Hachette (p. 27-40).

II

LES BIENS UTILES

L’utilité n’a pas besoin d’être définie. Toutefois il est bon de l’expliquer.

Il s’est écoulé bien du temps avant l’apparition de l’homme sur la terre. Les géologues affirment que notre petit globe a tourné sans nous autour du soleil pendant mille et mille siècles. En ce temps-là, la terre, la mer et l’air n’étaient utiles à personne, puisque personne ne vivait ici-bas. La création a produit une infinité de plantes et d’animaux avant d’ébaucher les premiers hommes : ces plantes et ces bêtes, quelles que fussent leurs propriétés et leurs forces, étaient absolument inutiles, parce que l’utilité, au sens où nous l’entendons tous, indique le service qu’une chose peut rendre à l’homme ; il n’y a donc rien d’utile tant que l’homme n’a pas fait son entrée dans le monde.

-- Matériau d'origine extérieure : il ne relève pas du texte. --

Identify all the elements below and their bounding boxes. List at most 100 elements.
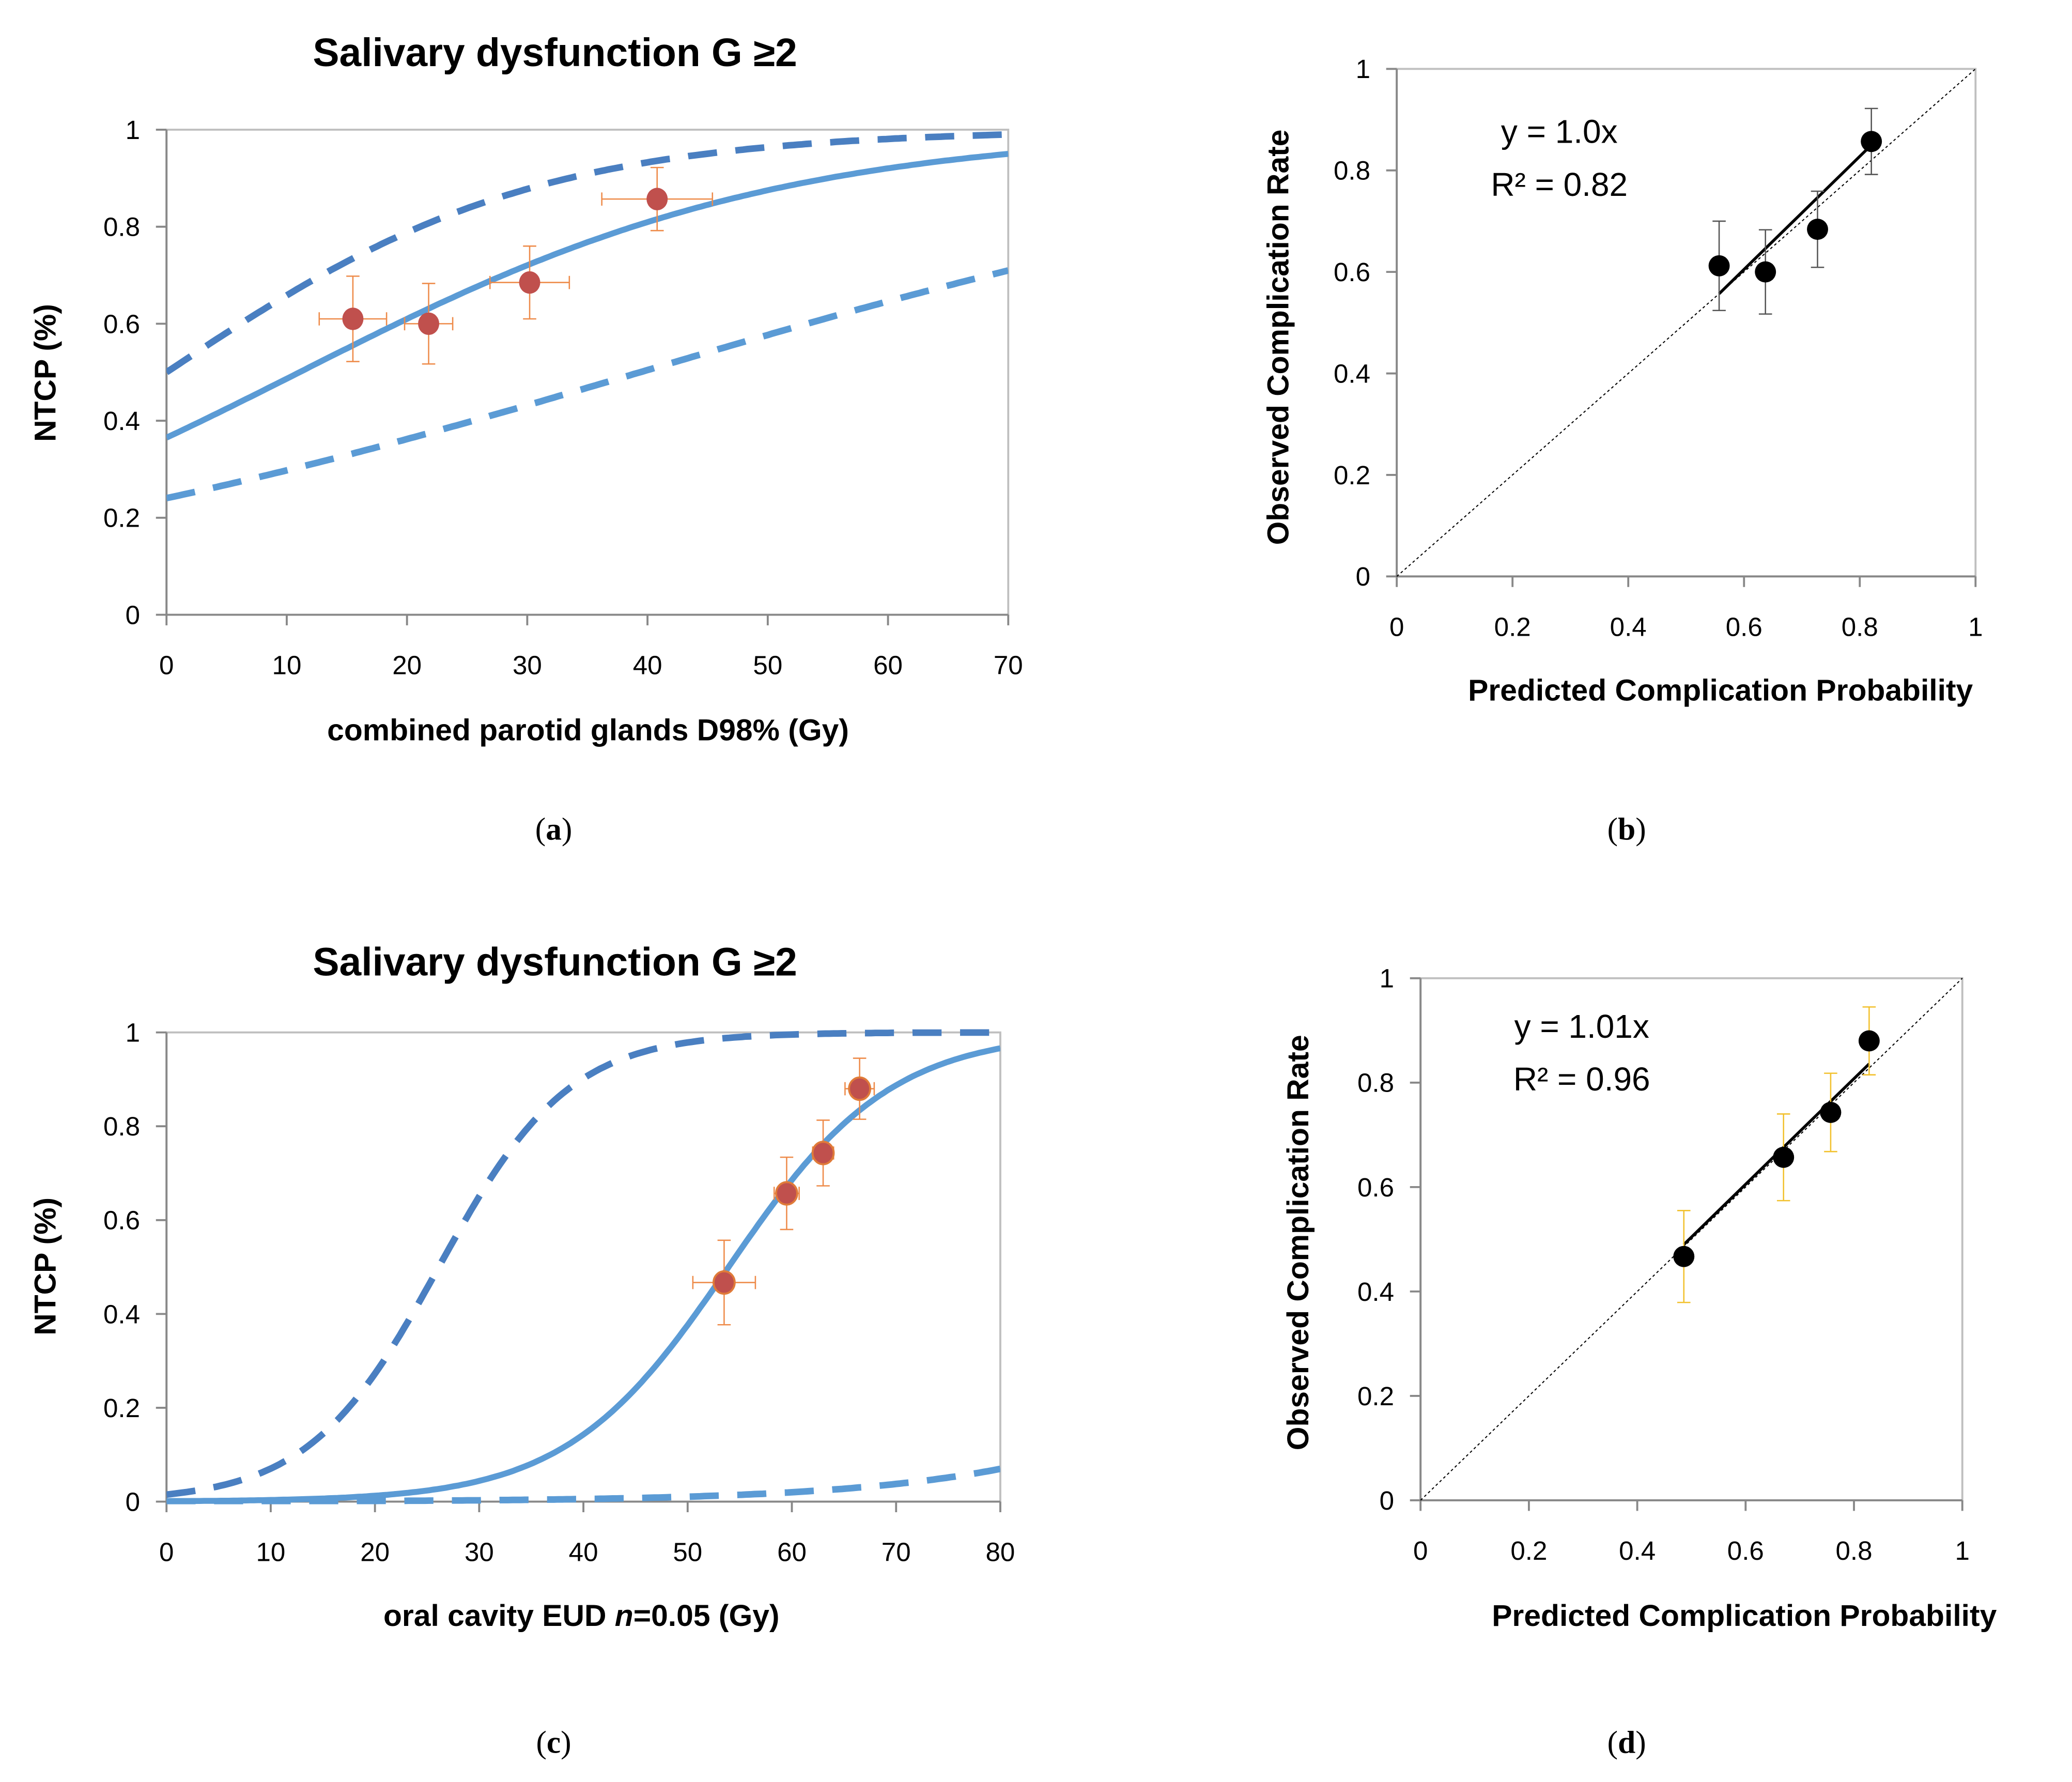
x-tick-label: 10 [272,651,302,680]
fit-line [1718,144,1873,295]
x-tick-label: 20 [392,651,422,680]
caption-paren: ) [562,811,572,847]
x-tick-label: 0 [1413,1536,1428,1565]
marker [519,271,540,294]
curve-upper-ci [166,131,1009,375]
curve-fit [166,1045,1000,1504]
data-point [692,1239,756,1326]
chart-a: 0 10 20 30 40 50 60 70 0 0.2 0.4 0.6 0.8 1 Salivary dy… [28,31,1023,847]
marker [713,1270,736,1295]
x-axis-label: oral cavity EUD n=0.05 (Gy) [383,1599,780,1633]
marker [848,1076,872,1101]
y-tick-label: 1 [1356,54,1370,84]
y-tick-label: 0 [126,600,140,629]
panel-caption: (a) [535,811,573,847]
chart-title: Salivary dysfunction G ≥2 [313,941,797,985]
y-tick-label: 0.2 [103,1393,140,1423]
data-point [1708,220,1730,312]
equation-label: y = 1.0x [1501,113,1618,150]
y-tick-label: 0.8 [1357,1068,1394,1098]
y-tick-label: 0.6 [1334,257,1370,287]
r2-label: R² = 0.96 [1513,1061,1650,1098]
marker [1858,1030,1880,1052]
caption-paren: ( [536,1725,546,1760]
data-point [1820,1072,1842,1153]
y-tick-label: 0.4 [1334,359,1370,388]
marker [1807,219,1828,240]
marker [1773,1146,1795,1168]
caption-letter: c [547,1725,561,1760]
data-point [844,1057,875,1120]
x-tick-label: 1 [1955,1536,1970,1565]
marker [342,308,364,330]
data-point [1807,190,1828,268]
y-axis-label: Observed Complication Rate [1261,129,1295,545]
y-tick-label: 0.6 [103,309,140,339]
marker [418,312,440,335]
x-tick-label: 50 [753,651,782,680]
y-tick-label: 0 [1380,1486,1394,1515]
caption-paren: ( [535,811,546,847]
x-tick-label: 30 [465,1538,494,1567]
data-point [773,1156,800,1231]
data-point [1858,1006,1880,1076]
data-point [601,166,714,232]
x-axis-label-part: n [615,1599,633,1633]
y-axis-label: Observed Complication Rate [1281,1035,1315,1450]
x-axis-label-part: =0.05 (Gy) [633,1599,780,1633]
y-tick-label: 0.8 [103,212,140,242]
x-tick-label: 50 [673,1538,702,1567]
y-tick-label: 0.4 [1357,1277,1394,1307]
y-tick-label: 0.6 [103,1206,140,1235]
x-tick-label: 0.4 [1610,612,1647,641]
curve-fit [166,151,1009,441]
identity-line [1396,68,1976,577]
x-tick-label: 0.2 [1510,1536,1547,1565]
x-tick-label: 30 [513,651,542,680]
y-tick-label: 0.8 [1334,156,1370,186]
x-tick-label: 0 [1389,612,1404,641]
x-tick-label: 10 [256,1538,286,1567]
data-point [811,1119,835,1187]
data-point [1755,229,1776,315]
plot-frame [1396,68,1977,578]
identity-line [1420,978,1963,1501]
marker [1708,255,1730,276]
caption-paren: ) [1635,1725,1646,1760]
x-tick-label: 70 [994,651,1023,680]
x-tick-label: 0 [159,651,174,680]
chart-title: Salivary dysfunction G ≥2 [313,31,797,75]
y-tick-label: 0.2 [103,503,140,533]
marker [1861,131,1882,152]
y-tick-label: 0.8 [103,1112,140,1141]
data-point [1773,1113,1795,1202]
y-tick-label: 0 [1356,562,1370,591]
data-point [318,275,388,362]
x-tick-label: 20 [360,1538,390,1567]
y-axis-label: NTCP (%) [28,1197,62,1335]
x-tick-label: 0.6 [1727,1536,1764,1565]
data-point [1673,1210,1695,1303]
caption-paren: ) [561,1725,571,1760]
marker [811,1141,835,1165]
y-tick-label: 1 [126,1018,140,1048]
marker [1820,1101,1842,1123]
y-tick-label: 1 [1380,964,1394,993]
chart-c: 0 10 20 30 40 50 60 70 80 0 0.2 0.4 0.6 0.8 1 Salivary … [28,941,1015,1760]
chart-d: 0 0.2 0.4 0.6 0.8 1 0 0.2 0.4 0.6 0.8 1 Predicted Co… [1281,964,1997,1760]
x-tick-label: 70 [882,1538,911,1567]
x-axis-label: Predicted Complication Probability [1468,674,1973,708]
panel-caption: (d) [1607,1725,1646,1760]
data-point [1861,107,1882,175]
x-tick-label: 0 [159,1538,174,1567]
x-axis-label: combined parotid glands D98% (Gy) [327,713,849,747]
y-tick-label: 0 [126,1487,140,1516]
caption-paren: ( [1607,1725,1618,1760]
caption-letter: a [546,811,562,847]
marker [646,188,668,210]
data-point [489,245,570,320]
chart-b: 0 0.2 0.4 0.6 0.8 1 0 0.2 0.4 0.6 0.8 1 Predicted Co… [1261,54,1983,847]
x-tick-label: 40 [569,1538,598,1567]
caption-letter: d [1618,1725,1635,1760]
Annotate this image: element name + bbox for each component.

L’homme naît : aussitôt tous les êtres se classent relativement à lui. Un animal féroce qui s’élance sur lui pour le manger, entre dans la première catégorie des choses nuisibles ; une plante vénéneuse lui révèle ses propriétés funestes ; les ronces qui lui piquent les jambes, les moustiques qui viennent pâturer sur son corps sont nuisibles à divers degrés, suivant le mal qu’il en souffre ou qu’il en redoute.

Les animaux craintifs que se sauvent à son approche, la plante qui ne le blesse ni ne le nourrit, le minerai enfoui qui s’étend sous ses pas en filons invisibles, tout cela lui est indifférent ou inutile.

L’utile, c’est tout ce qui lui rend la vie plus facile ou plus douce. Mais nous avons constaté ensemble, dans l’hypothèse du naufragé, que la nature par elle-même nous offre infiniment peu de biens utiles. À part le sol qui nous supporte, l’air que nous respirons et l’eau potable des rivières, je ne crois pas que nous lui soyons redevables de rien.

Nos premières ressources ou, pour parler plus juste, tous les biens de l’humanité sont des conquêtes du travail.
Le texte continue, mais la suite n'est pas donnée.